Le 26 octobre 2022, deux policiers de la SQ circulent dans un véhicule de patrouille sur la route 108, dans une zone où la vitesse maximale permise est de 90 km/h. Vers 1 h 30, ils croisent une moto qui circule dans la voie inverse à environ 83 km/h. Les policiers constatent que le feu arrière de la moto n'est pas en fonction.
Les policiers font demi-tour afin d'intercepter la moto. Le véhicule de patrouille accélère, atteint une vitesse d'environ 125 km/h pendant quelques secondes, puis rattrape la moto. Alors qu'une distance d'environ quatre automobiles sépare le véhicule de patrouille de la moto, les policiers activent les gyrophares et réduisent leur vitesse à environ 90 km/h.
La moto accélère, puis tourne ensuite brusquement sur la route 257. Le véhicule de patrouille s'y engage également. Après avoir roulé environ 200 mètres, les policiers constatent que le motocycliste, qui se déplace à haute vitesse, n'a pas l'intention de s'immobiliser. Les policiers décident alors de mettre fin à l'intervention. Ils éteignent les gyrophares, puis rebroussent chemin.

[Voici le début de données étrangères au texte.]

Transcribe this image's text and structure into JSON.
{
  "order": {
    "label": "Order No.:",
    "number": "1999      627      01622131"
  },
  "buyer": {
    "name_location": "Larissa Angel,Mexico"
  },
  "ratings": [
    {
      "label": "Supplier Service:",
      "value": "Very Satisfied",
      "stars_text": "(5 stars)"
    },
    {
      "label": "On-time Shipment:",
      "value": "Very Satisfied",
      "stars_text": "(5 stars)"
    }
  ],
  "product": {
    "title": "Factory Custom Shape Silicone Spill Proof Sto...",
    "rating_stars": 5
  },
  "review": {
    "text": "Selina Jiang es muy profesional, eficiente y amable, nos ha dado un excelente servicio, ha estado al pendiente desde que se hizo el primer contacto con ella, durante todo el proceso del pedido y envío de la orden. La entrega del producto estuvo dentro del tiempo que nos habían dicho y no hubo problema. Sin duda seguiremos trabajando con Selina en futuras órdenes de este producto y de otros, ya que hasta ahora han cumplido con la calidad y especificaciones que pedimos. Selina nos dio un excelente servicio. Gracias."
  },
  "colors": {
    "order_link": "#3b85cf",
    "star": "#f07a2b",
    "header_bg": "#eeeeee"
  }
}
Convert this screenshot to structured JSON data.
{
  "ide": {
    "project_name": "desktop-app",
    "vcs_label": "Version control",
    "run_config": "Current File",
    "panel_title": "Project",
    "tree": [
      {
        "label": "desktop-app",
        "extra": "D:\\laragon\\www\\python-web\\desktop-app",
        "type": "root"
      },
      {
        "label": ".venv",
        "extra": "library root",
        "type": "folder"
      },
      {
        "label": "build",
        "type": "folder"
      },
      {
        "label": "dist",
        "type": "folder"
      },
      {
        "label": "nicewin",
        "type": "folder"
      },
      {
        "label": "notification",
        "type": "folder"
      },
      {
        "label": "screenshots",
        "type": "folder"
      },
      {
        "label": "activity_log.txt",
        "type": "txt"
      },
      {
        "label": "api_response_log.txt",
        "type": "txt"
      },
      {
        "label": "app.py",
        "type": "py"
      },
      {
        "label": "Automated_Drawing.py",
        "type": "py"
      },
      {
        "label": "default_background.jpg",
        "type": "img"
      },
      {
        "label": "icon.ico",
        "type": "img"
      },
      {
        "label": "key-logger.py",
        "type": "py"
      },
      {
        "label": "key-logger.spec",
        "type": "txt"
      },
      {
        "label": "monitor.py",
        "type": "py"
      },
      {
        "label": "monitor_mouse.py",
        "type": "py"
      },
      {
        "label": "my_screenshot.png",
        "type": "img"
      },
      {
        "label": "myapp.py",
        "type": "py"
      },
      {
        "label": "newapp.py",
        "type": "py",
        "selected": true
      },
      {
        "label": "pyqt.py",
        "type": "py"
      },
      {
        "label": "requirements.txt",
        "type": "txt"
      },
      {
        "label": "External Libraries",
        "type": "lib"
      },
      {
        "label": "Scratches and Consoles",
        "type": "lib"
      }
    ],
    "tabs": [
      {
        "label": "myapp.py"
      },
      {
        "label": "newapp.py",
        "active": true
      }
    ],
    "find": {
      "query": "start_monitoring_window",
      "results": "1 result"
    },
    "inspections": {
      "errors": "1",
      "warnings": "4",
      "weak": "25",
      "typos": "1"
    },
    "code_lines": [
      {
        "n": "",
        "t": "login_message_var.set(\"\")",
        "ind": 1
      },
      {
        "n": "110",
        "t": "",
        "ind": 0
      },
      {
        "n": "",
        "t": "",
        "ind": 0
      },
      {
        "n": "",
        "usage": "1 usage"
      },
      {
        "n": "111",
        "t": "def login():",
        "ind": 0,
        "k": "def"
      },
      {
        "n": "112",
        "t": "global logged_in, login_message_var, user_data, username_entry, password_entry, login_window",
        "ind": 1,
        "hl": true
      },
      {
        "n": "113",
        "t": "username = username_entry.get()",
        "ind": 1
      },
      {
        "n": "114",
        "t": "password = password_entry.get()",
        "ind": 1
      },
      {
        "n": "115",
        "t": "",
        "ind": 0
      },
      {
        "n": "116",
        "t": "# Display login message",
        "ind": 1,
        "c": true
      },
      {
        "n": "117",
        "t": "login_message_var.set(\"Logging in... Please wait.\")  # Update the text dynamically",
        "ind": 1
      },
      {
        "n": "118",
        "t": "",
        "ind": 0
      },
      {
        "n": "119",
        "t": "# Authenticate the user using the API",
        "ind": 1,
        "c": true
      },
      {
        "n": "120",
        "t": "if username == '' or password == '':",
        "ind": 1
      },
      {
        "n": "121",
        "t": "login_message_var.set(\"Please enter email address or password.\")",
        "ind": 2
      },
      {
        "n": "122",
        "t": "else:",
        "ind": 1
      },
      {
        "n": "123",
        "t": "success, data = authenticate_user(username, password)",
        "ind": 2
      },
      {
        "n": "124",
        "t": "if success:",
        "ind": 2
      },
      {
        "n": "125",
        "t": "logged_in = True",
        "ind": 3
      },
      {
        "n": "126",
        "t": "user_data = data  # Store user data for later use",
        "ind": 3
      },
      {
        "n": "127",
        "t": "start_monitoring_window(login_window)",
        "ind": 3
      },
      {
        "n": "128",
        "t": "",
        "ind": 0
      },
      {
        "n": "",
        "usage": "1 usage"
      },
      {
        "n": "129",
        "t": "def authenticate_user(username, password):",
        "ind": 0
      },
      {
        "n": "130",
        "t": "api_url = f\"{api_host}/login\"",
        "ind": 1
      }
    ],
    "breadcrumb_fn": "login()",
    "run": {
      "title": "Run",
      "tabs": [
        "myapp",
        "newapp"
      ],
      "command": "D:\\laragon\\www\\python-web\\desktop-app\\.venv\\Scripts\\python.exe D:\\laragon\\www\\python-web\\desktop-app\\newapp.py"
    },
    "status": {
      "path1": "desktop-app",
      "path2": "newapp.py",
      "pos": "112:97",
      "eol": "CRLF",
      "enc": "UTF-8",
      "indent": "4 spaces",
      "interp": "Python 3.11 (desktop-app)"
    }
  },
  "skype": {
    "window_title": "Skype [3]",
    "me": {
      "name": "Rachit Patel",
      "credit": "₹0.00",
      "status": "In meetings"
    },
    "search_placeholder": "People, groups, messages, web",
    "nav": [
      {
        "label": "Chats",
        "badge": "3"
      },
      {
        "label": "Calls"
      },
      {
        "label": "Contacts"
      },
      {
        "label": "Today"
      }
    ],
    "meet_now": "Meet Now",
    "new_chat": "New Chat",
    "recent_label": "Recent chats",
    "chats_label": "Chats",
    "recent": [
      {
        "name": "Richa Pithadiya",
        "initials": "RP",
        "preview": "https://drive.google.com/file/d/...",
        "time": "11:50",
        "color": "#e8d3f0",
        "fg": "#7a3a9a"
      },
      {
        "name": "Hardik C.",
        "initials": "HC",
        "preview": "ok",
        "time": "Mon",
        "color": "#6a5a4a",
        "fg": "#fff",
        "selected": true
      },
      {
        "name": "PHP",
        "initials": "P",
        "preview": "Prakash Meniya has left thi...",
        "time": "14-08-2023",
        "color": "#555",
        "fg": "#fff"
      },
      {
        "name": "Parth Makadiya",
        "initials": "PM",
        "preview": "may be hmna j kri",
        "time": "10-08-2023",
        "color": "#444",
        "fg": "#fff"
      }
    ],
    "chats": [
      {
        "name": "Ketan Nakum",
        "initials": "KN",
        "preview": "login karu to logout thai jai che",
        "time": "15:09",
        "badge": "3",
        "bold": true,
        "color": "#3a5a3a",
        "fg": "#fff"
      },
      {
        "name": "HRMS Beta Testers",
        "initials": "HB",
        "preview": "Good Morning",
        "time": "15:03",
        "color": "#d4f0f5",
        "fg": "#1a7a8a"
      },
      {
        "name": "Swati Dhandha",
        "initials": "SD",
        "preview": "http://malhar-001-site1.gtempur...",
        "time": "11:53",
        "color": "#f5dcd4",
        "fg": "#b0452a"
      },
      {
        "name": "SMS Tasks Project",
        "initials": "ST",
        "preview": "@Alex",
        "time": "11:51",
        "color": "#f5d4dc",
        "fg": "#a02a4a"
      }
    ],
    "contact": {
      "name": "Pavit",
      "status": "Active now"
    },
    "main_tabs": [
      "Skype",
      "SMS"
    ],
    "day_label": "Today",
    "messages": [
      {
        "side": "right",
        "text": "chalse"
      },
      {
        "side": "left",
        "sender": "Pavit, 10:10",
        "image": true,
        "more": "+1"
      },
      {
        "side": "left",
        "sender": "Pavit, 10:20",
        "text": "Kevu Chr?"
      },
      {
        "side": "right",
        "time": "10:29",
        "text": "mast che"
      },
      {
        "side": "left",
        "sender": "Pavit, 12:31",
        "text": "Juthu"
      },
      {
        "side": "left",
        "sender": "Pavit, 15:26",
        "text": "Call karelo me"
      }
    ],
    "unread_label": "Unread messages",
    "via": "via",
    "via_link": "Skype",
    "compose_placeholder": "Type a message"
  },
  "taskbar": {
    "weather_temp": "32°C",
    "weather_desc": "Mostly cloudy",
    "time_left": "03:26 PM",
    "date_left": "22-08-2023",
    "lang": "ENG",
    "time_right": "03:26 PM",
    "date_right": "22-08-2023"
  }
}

Le motocycliste poursuit sa course. Selon l'analyse d'un reconstitutionniste, alors que le motocycliste circule à plus de 97 km/h dans une zone de 70 km/h, il freine au point de bloquer la roue arrière de la moto. La roue reste bloquée sur une distance d'environ 29 mètres. La moto tombe ensuite sur son côté droit. Le motocycliste chute, glisse au sol, puis entre en collision avec un poteau métallique soutenant une glissière de sécurité. L'impact cause des blessures fatales. L'accident se déroule à environ cinq kilomètres de l'endroit où les policiers ont mis fin à l'intervention.
À 5 h 39, une citoyenne contacte le 911 pour rapporter un accident impliquant une moto sur la route 257. À 6 h 03, des ambulanciers arrivent sur les lieux et trouvent le corps sans vie du motocycliste.
L'infraction de conduite dangereuse, décrite à l'article 320.13 du Code criminel, se définit comme le fait de conduire un véhicule à moteur d'une façon dangereuse pour le public, en tenant compte des circonstances, incluant l'utilisation qui en est faite, la nature et l'état du lieu ainsi que l'intensité de la circulation à ce moment ou raisonnablement prévisible dans ce lieu. Le test applicable en matière de conduite dangereuse a été établi par la Cour suprême et prévoit que la preuve doit démontrer que la façon de conduire était objectivement dangereuse pour le public. À cet égard, c'est le risque de dommage ou de préjudice créé par la conduite qui doit être évalué, indépendamment des conséquences d'une collision ou d'un accident survenu à l'occasion de la conduite du véhicule.
La preuve doit également établir que la conduite objectivement dangereuse adoptée par le conducteur constitue un écart marqué par rapport à la norme de diligence que respecterait un conducteur raisonnable dans les mêmes circonstances, en l'occurrence, un policier. Le critère de l'écart marqué souligne le haut degré de négligence nécessaire pour engager la responsabilité criminelle. Ainsi, une imprudence, une simple négligence ou une erreur de jugement sont insuffisantes pour engager la responsabilité criminelle d'un individu.
L'accusation de conduite dangereuse causant des lésions corporelles ou la mort exige la preuve d'un lien de causalité entre la conduite du véhicule et de telles conséquences. À cet égard, la norme juridique applicable est que la conduite doit avoir contribué de manière appréciable aux lésions corporelles ou à la mort.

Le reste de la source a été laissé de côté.